La jeune fille prit le cadre et le contempla.
— Vous n’avez jamais songé à refaire votre vie ?
— Diane est toujours ma femme. Cela peut vous paraître idiot, mais je vis toujours avec elle.
— C’est pour ça, les deux brosses à dents ?
— Vous avez remarqué…
— La première fois, je me suis dit que c’était un truc d’Anglais, genre une brosse pour les dents du haut et une autre pour les dents du bas…
— Vous avez vraiment de drôles d’idées sur nous. Comment avez-vous compris ?
— La rouge était toujours sèche et la verte est plus usée…
— Vous ne vous êtes pas dit que les Anglais n’avaient peut-être pas de dents du bas ?
La jeune fille gloussa et reposa la photo.

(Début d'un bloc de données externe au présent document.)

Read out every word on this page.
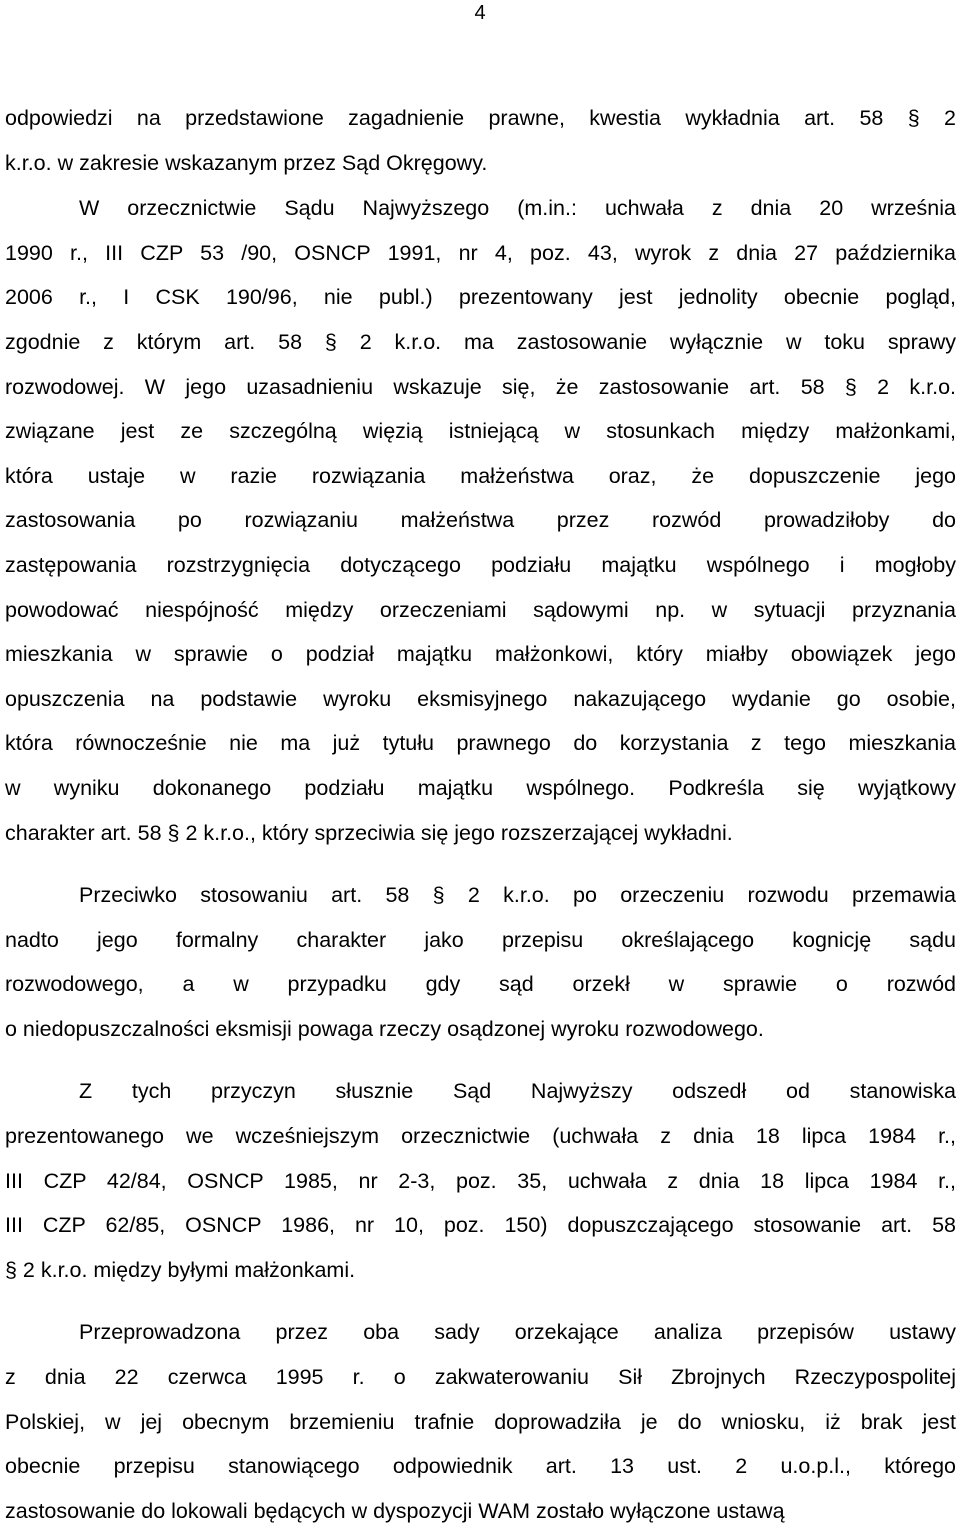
4
odpowiedzi na przedstawione zagadnienie prawne, kwestia wykładnia art. 58 § 2
k.r.o. w zakresie wskazanym przez Sąd Okręgowy.
W orzecznictwie Sądu Najwyższego (m.in.: uchwała z dnia 20 września
1990 r., III CZP 53 /90, OSNCP 1991, nr 4, poz. 43, wyrok z dnia 27 października
2006 r., I CSK 190/96, nie publ.) prezentowany jest jednolity obecnie pogląd,
zgodnie z którym art. 58 § 2 k.r.o. ma zastosowanie wyłącznie w toku sprawy
rozwodowej. W jego uzasadnieniu wskazuje się, że zastosowanie art. 58 § 2 k.r.o.
związane jest ze szczególną więzią istniejącą w stosunkach między małżonkami,
która ustaje w razie rozwiązania małżeństwa oraz, że dopuszczenie jego
zastosowania po rozwiązaniu małżeństwa przez rozwód prowadziłoby do
zastępowania rozstrzygnięcia dotyczącego podziału majątku wspólnego i mogłoby
powodować niespójność między orzeczeniami sądowymi np. w sytuacji przyznania
mieszkania w sprawie o podział majątku małżonkowi, który miałby obowiązek jego
opuszczenia na podstawie wyroku eksmisyjnego nakazującego wydanie go osobie,
która równocześnie nie ma już tytułu prawnego do korzystania z tego mieszkania
w wyniku dokonanego podziału majątku wspólnego. Podkreśla się wyjątkowy
charakter art. 58 § 2 k.r.o., który sprzeciwia się jego rozszerzającej wykładni.
Przeciwko stosowaniu art. 58 § 2 k.r.o. po orzeczeniu rozwodu przemawia
nadto jego formalny charakter jako przepisu określającego kognicję sądu
rozwodowego, a w przypadku gdy sąd orzekł w sprawie o rozwód
o niedopuszczalności eksmisji powaga rzeczy osądzonej wyroku rozwodowego.
Z tych przyczyn słusznie Sąd Najwyższy odszedł od stanowiska
prezentowanego we wcześniejszym orzecznictwie (uchwała z dnia 18 lipca 1984 r.,
III CZP 42/84, OSNCP 1985, nr 2-3, poz. 35, uchwała z dnia 18 lipca 1984 r.,
III CZP 62/85, OSNCP 1986, nr 10, poz. 150) dopuszczającego stosowanie art. 58
§ 2 k.r.o. między byłymi małżonkami.
Przeprowadzona przez oba sady orzekające analiza przepisów ustawy
z dnia 22 czerwca 1995 r. o zakwaterowaniu Sił Zbrojnych Rzeczypospolitej
Polskiej, w jej obecnym brzemieniu trafnie doprowadziła je do wniosku, iż brak jest
obecnie przepisu stanowiącego odpowiednik art. 13 ust. 2 u.o.p.l., którego
zastosowanie do lokowali będących w dyspozycji WAM zostało wyłączone ustawą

— Et votre fille, elle fait quoi ?
— Sarah a fait des études de physique appliquée pendant lesquelles elle a rencontré un jeune ingénieur très brillant avec qui elle est partie vivre à Los Angeles. Ils sont spécialistes de la prévision sismique.

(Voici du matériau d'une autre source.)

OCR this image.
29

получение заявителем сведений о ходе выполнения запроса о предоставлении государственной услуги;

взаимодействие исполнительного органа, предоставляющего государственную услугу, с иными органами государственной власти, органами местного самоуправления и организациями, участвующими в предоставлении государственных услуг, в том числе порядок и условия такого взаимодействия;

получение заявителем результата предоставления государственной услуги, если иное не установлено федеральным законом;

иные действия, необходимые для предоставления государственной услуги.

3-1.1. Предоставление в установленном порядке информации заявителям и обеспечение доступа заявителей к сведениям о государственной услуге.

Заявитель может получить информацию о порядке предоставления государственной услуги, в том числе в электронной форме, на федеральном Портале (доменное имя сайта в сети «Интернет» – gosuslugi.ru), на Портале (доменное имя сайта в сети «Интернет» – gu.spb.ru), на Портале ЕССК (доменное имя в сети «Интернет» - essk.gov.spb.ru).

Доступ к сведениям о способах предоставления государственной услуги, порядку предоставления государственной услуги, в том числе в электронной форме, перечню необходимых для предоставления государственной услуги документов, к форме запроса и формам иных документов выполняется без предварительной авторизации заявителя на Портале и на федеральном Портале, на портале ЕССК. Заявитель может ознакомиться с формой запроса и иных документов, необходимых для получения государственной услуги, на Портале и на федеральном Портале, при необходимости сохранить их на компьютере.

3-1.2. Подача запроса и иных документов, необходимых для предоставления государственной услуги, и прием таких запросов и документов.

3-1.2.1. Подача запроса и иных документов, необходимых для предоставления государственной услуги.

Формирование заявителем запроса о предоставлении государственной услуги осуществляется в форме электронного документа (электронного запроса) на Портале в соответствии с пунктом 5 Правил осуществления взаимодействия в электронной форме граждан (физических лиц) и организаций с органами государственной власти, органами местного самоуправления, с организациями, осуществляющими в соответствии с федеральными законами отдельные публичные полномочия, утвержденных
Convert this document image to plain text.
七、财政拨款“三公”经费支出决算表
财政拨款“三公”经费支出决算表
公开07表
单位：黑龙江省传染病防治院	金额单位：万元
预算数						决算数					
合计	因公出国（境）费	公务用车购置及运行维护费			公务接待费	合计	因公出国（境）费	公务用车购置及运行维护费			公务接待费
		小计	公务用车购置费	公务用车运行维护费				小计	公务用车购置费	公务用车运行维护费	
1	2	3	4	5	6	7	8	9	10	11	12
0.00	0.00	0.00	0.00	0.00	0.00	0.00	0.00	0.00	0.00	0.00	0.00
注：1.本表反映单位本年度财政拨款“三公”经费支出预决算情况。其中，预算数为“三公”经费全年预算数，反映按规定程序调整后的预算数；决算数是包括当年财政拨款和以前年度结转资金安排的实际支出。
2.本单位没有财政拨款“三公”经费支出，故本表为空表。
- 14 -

— Elle vous ressemble. Vous la voyez souvent ?
— Sans doute pas assez, et le temps passe.
Cette fois, ce fut Andrew qui prit le cadre.
— Quand elle était plus petite, j’en étais très proche. Mais je travaillais beaucoup. Je rentrais tard. Il m’arrivait d’être absent des week-ends entiers. Je ne l’ai pas vraiment vue devenir une jeune femme. Diane l’aidait à se construire, l’accompagnait. Elles s’aimaient beaucoup. Quand ma femme est décédée, j’ai été désemparé. Je me suis retrouvé face à une demoiselle que je ne connaissais finalement pas très bien et avec qui j’ai été incapable de retrouver un vrai lien.
— C’est dommage…
— Une tragédie de plus. Je voudrais tellement…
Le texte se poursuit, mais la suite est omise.